Dengan ketiga calon yakni, Jokowi, Prabowo, dan Agus, diharapkan terjadi peristiwa seperti Pilkada DKI. Cara dan metoda kampanye sama: SARA, memecah-belah, dan merusak kesatuan masyarakat. Itu demokrasi menurut SBY dan Prabowo.

Sebenarnya, Prabowo bukanlah seorang demokrat, bukan penganut demokrasi. Baginya, demokrasi adalah kemenangan dirinya, keuntungan buat dirinya, kebaikan buat dirinya, dukungan buat dirinya. Contoh yang menguntungkan adalah UU MD 3. Maka ketika proses di DPR kalah soal UU Pilpres 2019 nanti, serta-merta dia menyebut tidak demokratis, tidak mau terlibat, menyebutnya sebagai lelucon. Demokrasi banginya adalah ketika dia dan partainya menang di DPR dan pilkada atau pilpres.

Kerapuhan SBY

SBY. Nah manusia yang satu ini tidak perlu banyak diulas. Terpenting adalah manusia ini adalah sosok yang paling berbahaya bagi demokrasi di Indonesia. SBY inilah yang ingin pilgub dan pilkada kota dan kabupaten dipillih oleh para anggota DPRD. UU MD 3 juga rancangan dirinya. Pikiran dan otaknya kebanyakan hanya menghitung keuntungan bagi dirinya, untuk partainya, untuk golongannya, dan untuk keluarganya. Makanya Partai Demokrat dianggap sebagai perusahaan pribadinya.
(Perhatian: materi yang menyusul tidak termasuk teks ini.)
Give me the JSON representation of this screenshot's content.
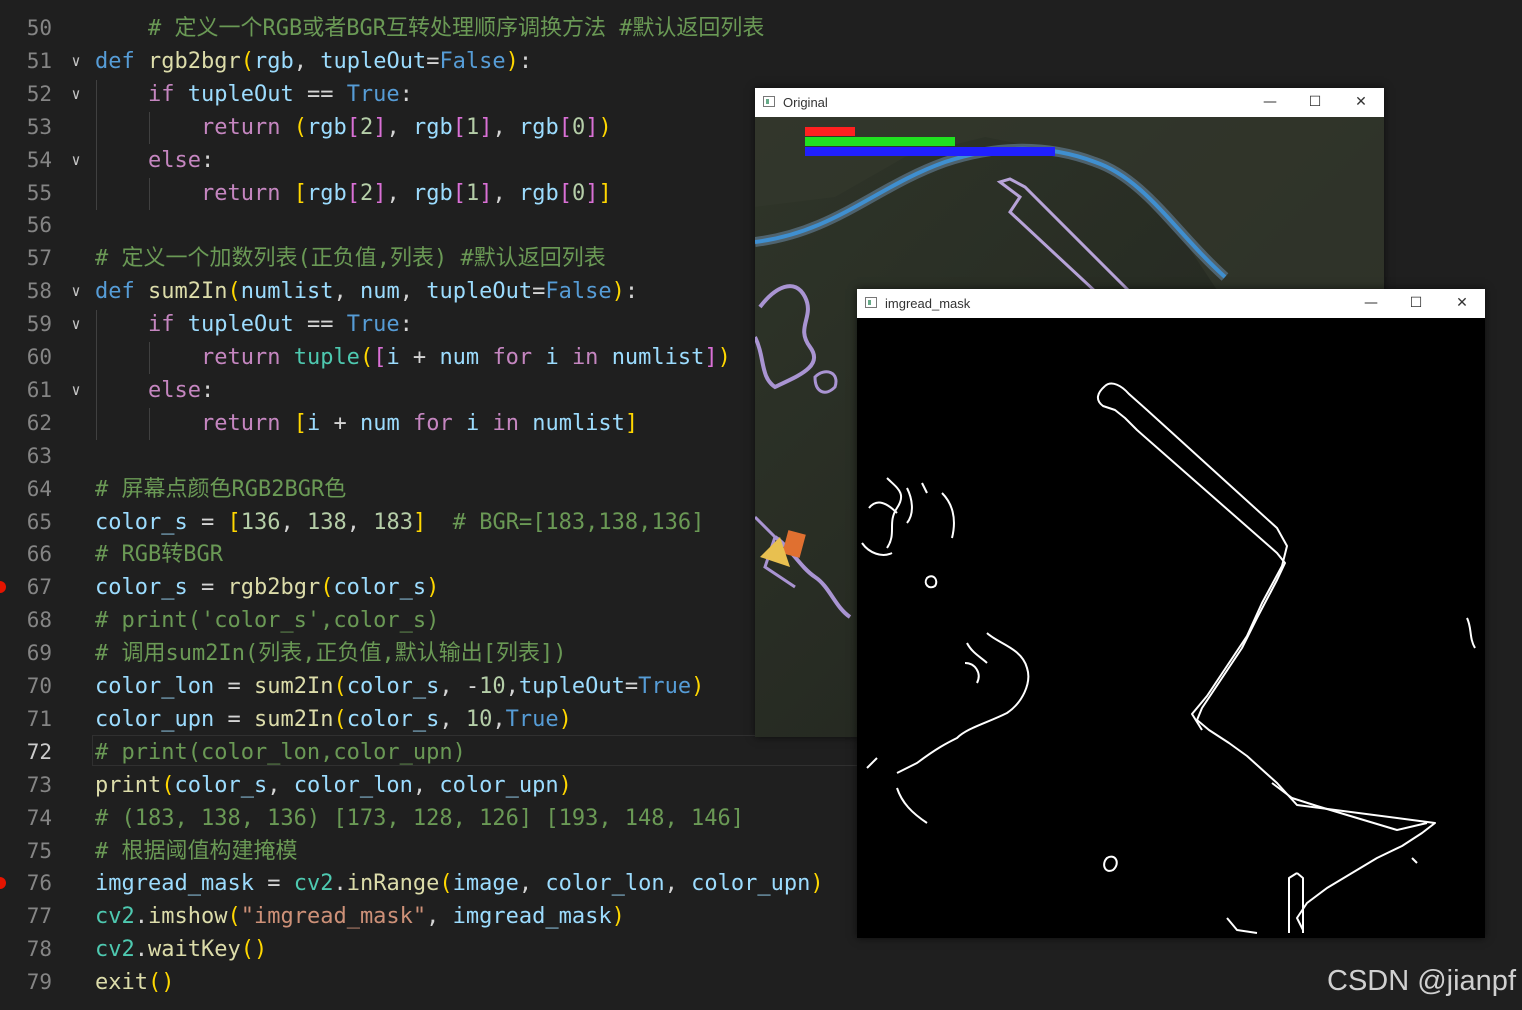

Nah, sikap yang tidak jelas, peragu ini ditambah dengan karakter pengecutnya. Dia tidak berani menyebut nama biasanya. Beraninya menyindir. Tidak langsung menyebut Presiden Jokowi, misalnya dalam hal abuse of power. Dia menyebut pemerintah. Itu alat untuk ngeles.

Sikap itu masih ditambah lagi dengan culas dan tegaan. Keculasan SBY terbukti dengan memanfaatkan para orang di sekelilingnya untuk bekerja demi Demokrat. Mereka mengunpulkan uang untuk partai, membesarkan partai. Namun dengan teganya mereka dijebloskan ke bui.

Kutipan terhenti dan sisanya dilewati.